Content starts here
CLOSE ×

Search

Today's Woman, Hopping Around the World

I was talking to a friend the other day about opportunities for women in today's America. We were heaping praise on all those we knew of in politics, diplomacy, industry, entertainment, sports and space who are making their mark on the world stage and beyond. Bunny girls were not included.

Wini Hammond in Bunny Girl Attire
Courtesy: Wini Hammond



The friend is Wini Hammond. A retired hotel concierge, she was a bunny girl in a Los Angeles Playboy club half a century ago, not because she liked to prance about in the ridiculous costumes they were forced to wear, but because it was the only job she could find.

"I was supporting myself and had to work," she says. "Women were educated in those days to be married. We were poorly prepared to make a living. When I began working as a bunny girl, my mother thought I obviously must be a prostitute."

While severely stylistic in their roles as animated cocktail waitresses, the women were well-paid and well-treated, Hammond says, and despite her mother's concerns, they were not prostitutes.

Wini and John Hammond Today
Courtesy: Wini Hammond



Still handsome at 73, Hammond, the wife of jazz legend John Hammond, laughs at the notion prevalent when she was young and looking for work: that the female gender was simply not physically or emotionally capable of holding down a man's job.

It was at that point in our conversation that she began mentioning female leaders in the United States and around the world who are proving themselves every bit as capable of taking command in what had once been a male domain, including Hillary Clinton, Nancy Pelosi, Condoleezza Rice, Oprah Winfrey, Janet Napolitano and Sally Ride.

2245576555_2cbd56b420_b
Photo Credit: Angela Radulescu via Flickr



I suggested that one of them, maybe Hillary, could one day be president. Wini laughed. "Well," she said, "at least she won't have to work as a bunny girl."

At home that same evening, I watched our 2-year-old granddaughter Gracie dominate our house. Full of kinetic energy, she was everywhere and, well, everywhere was her. Since our son and his family, including Gracie, moved in with us, her toys, her laughter and her presence have filled our home.

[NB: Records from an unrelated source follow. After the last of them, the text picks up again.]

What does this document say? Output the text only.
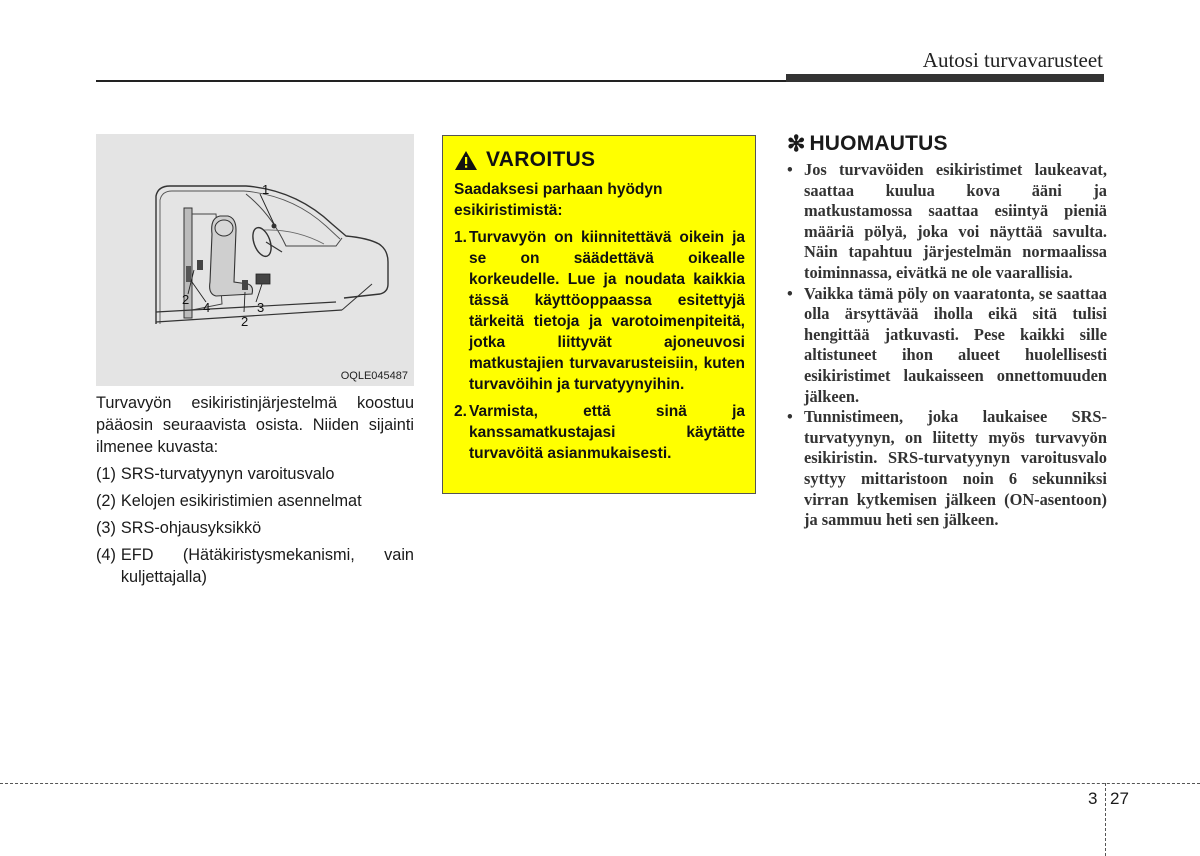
Autosi turvavarusteet
1
2
4
2
3
OQLE045487

Turvavyön esikiristinjärjestelmä koostuu pääosin seuraavista osista. Niiden sijainti ilmenee kuvasta:

(1) SRS-turvatyynyn varoitusvalo
(2) Kelojen esikiristimien asennelmat
(3) SRS-ohjausyksikkö
(4) EFD (Hätäkiristysmekanismi, vain kuljettajalla)
VAROITUS
Saadaksesi parhaan hyödyn esikiristimistä:
1. Turvavyön on kiinnitettävä oikein ja se on säädettävä oikealle korkeudelle. Lue ja noudata kaikkia tässä käyttöoppaassa esitettyjä tärkeitä tietoja ja varotoimenpiteitä, jotka liittyvät ajoneuvosi matkustajien turvavarusteisiin, kuten turvavöihin ja turvatyynyihin.
2. Varmista, että sinä ja kanssamatkustajasi käytätte turvavöitä asianmukaisesti.
✻ HUOMAUTUS
• Jos turvavöiden esikiristimet laukeavat, saattaa kuulua kova ääni ja matkustamossa saattaa esiintyä pieniä määriä pölyä, joka voi näyttää savulta. Näin tapahtuu järjestelmän normaalissa toiminnassa, eivätkä ne ole vaarallisia.
• Vaikka tämä pöly on vaaratonta, se saattaa olla ärsyttävää iholla eikä sitä tulisi hengittää jatkuvasti. Pese kaikki sille altistuneet ihon alueet huolellisesti esikiristimet laukaisseen onnettomuuden jälkeen.
• Tunnistimeen, joka laukaisee SRS-turvatyynyn, on liitetty myös turvavyön esikiristin. SRS-turvatyynyn varoitusvalo syttyy mittaristoon noin 6 sekunniksi virran kytkemisen jälkeen (ON-asentoon) ja sammuu heti sen jälkeen.
3 27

She's in command and we listen when she says "Gracie hungry" or "Gracie play" or "Gracie go walk." I see her running through the house, arms spread, head bobbing from side to side flying an imaginary plane through the skies, or maybe a rocket ship to the edge of space.

Will she someday be a world leader? Who knows. Women today can be almost whatever they want to be. They don't have to be bunny girls anymore.